Which is the reason why I'm here in this here restaurant thinking about a new business venture other than gaskets and valves for the oil and gas industry.

Maybe age is catching up. Food doesn't really figure in my routine but this Ramadan, I kinda miss Malay food that I thought of taking the next plane out first light tomorrow. Used to be able to live on goat cheese, feta cheese, olives, kebab, bread for months on end. But yesterday, I craved for IKANG SINGGANG AND BUDU. Where in the world am I supposed to find this in this here country where everything is made of olive? I can cook IKANG SINGGANG but what am I to do with Budu? Which is why I gotta buy me a sea-front budu manufacturing plant.

I miss home.

Tuesday, September 02, 2008

What I Miss Most About Ramadan At USJ.

Haji Rahman has a problem with Wasyai, but you'd want to follow every ayat he reads and wish that he'd go on and on the whole night long until the sun comes up. In our Tadarus group he has the kinda voice that'd keep you glued to the Qur'an on end, feeling smaller than an ant that it kinda make you think of all the bad things you've done in your life and wish you could undo them and not do the things you did.

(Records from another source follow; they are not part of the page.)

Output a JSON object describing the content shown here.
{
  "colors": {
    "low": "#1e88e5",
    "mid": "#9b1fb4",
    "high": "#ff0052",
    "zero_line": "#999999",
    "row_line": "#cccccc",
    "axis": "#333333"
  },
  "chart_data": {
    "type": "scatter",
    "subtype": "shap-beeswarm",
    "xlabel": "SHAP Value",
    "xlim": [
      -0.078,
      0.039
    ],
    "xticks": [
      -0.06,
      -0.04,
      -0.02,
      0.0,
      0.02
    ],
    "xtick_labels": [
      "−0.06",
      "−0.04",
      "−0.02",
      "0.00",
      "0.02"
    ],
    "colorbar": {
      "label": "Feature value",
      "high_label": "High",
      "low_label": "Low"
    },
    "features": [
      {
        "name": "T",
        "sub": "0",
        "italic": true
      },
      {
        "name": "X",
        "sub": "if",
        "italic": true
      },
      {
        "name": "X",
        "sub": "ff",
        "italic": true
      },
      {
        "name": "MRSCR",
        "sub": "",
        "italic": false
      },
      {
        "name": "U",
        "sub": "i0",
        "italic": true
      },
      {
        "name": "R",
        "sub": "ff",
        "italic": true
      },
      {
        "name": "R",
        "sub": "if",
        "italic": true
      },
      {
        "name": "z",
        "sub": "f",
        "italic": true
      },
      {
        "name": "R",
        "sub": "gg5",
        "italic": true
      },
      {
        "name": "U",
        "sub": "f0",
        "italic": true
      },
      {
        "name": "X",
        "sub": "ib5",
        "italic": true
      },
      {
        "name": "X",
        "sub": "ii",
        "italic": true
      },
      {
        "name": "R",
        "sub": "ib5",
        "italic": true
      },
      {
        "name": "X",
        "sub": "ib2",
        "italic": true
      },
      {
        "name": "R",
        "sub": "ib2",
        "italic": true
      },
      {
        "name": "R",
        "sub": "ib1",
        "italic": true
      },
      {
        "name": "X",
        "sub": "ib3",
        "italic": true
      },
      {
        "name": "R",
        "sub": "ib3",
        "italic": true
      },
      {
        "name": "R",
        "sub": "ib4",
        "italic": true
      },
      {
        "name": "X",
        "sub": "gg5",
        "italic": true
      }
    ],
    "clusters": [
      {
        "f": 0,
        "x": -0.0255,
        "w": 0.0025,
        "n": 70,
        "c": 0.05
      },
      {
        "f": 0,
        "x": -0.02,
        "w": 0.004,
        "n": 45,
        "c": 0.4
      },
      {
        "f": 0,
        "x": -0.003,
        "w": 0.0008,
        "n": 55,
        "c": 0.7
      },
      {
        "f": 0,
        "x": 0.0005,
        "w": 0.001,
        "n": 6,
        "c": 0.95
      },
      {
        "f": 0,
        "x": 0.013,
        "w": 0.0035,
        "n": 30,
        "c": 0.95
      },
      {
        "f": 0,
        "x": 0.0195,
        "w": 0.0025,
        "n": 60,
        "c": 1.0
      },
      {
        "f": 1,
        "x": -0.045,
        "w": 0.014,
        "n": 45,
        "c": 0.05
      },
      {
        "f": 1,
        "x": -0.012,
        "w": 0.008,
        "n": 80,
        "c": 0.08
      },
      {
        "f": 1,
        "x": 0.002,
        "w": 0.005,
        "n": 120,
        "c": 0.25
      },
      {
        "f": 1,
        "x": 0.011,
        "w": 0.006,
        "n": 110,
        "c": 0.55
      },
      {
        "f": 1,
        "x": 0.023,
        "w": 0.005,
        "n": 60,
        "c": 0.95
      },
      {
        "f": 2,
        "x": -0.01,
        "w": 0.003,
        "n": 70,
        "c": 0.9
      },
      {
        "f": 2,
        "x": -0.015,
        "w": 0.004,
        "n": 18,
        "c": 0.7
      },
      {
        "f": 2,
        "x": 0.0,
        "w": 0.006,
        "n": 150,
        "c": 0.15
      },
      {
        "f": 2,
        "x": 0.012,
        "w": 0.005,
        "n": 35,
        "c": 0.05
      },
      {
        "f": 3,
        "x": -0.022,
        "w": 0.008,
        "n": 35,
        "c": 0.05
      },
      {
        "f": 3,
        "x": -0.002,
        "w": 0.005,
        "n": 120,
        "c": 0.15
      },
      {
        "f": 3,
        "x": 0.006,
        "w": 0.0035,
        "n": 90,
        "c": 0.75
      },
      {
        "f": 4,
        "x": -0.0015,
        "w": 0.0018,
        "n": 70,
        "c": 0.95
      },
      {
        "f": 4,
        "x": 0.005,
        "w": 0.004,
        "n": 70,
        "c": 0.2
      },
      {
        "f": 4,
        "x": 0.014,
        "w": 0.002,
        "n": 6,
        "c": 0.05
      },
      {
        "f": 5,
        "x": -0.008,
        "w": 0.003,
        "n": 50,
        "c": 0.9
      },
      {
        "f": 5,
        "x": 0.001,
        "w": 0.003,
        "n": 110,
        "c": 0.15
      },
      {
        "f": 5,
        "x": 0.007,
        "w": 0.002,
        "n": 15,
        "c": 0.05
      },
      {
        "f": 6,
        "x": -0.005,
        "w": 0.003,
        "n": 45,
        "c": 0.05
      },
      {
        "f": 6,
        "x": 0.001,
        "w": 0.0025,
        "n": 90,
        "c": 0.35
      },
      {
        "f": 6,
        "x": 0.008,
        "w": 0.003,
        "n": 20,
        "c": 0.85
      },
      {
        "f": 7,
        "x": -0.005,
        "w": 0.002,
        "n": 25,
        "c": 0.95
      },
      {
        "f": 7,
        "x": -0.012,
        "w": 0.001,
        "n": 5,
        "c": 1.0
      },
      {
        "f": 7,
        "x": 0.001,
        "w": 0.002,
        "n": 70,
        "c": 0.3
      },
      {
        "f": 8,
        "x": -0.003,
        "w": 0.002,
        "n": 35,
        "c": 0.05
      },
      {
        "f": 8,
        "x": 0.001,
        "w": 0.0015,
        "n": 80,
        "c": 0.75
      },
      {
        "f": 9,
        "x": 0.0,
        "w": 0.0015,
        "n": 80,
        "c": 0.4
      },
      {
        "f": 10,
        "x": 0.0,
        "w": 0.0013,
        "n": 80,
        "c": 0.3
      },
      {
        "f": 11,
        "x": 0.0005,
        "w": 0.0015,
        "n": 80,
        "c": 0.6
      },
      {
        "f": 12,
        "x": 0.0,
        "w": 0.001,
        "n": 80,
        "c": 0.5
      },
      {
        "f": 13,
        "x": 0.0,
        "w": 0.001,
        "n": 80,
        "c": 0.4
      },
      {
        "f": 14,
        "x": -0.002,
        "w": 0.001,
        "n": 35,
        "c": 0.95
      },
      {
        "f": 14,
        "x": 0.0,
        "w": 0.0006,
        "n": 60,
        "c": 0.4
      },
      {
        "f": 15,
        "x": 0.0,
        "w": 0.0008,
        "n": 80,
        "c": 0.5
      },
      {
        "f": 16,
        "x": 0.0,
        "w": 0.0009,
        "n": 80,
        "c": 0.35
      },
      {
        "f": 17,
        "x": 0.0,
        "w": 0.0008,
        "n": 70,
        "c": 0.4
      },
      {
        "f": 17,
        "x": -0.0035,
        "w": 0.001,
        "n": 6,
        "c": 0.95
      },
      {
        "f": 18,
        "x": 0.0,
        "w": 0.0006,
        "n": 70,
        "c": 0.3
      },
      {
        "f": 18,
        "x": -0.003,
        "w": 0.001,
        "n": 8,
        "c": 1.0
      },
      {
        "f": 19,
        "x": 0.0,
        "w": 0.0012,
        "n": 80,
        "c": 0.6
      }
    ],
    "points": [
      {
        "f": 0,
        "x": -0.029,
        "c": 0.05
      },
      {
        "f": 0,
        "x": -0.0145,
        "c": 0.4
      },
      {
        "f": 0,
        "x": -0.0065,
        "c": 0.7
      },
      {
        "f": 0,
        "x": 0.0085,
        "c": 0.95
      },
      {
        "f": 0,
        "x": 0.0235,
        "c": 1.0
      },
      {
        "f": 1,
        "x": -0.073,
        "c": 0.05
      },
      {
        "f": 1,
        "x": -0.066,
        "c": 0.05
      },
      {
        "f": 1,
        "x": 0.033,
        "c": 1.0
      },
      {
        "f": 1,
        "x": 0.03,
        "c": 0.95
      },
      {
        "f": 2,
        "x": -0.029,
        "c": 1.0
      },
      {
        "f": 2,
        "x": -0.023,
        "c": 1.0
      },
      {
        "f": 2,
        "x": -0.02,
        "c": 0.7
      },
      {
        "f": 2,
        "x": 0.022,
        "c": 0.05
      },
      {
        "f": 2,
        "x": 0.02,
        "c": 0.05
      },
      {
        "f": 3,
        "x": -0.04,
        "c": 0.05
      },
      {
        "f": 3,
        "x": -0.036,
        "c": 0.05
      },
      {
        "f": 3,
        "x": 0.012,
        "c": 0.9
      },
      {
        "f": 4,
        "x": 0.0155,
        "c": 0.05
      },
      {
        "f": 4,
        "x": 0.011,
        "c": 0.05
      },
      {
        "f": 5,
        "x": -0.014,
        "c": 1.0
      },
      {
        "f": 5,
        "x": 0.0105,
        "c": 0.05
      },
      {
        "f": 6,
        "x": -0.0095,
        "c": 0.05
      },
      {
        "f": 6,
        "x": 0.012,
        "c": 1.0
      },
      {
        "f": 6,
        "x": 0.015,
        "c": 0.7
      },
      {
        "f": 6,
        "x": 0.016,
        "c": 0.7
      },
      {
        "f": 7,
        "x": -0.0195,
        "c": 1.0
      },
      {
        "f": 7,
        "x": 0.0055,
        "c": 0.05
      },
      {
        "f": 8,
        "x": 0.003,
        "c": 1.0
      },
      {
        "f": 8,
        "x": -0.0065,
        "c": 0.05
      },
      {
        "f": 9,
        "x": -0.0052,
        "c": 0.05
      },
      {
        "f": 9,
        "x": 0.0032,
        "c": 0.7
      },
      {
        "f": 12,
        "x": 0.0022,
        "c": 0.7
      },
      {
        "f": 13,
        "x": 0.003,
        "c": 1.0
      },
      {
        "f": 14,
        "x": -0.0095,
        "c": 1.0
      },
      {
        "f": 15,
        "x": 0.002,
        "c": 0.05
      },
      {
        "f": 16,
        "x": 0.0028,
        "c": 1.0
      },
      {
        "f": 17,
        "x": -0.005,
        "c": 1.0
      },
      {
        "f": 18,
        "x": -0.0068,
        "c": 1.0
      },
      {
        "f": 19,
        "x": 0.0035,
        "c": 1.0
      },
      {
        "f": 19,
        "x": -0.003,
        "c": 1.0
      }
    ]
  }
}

Right now all you want is to be with the Tadarus group for the rest of your life because they've become your real friends in your heart even though you hardly know them in real life outside the Tadarus session.

I miss home. I miss my Tadarus group. I miss Haji Zainur. I miss Haji Shuib. I miss Haji Kamarruddin. I miss Haji Shukri. I miss Haji Saha. I miss you like crazy that I cry a little when I read the Qur'an. These days I cry a little all the time. I wish I didn't, but I do. I wish I'm home.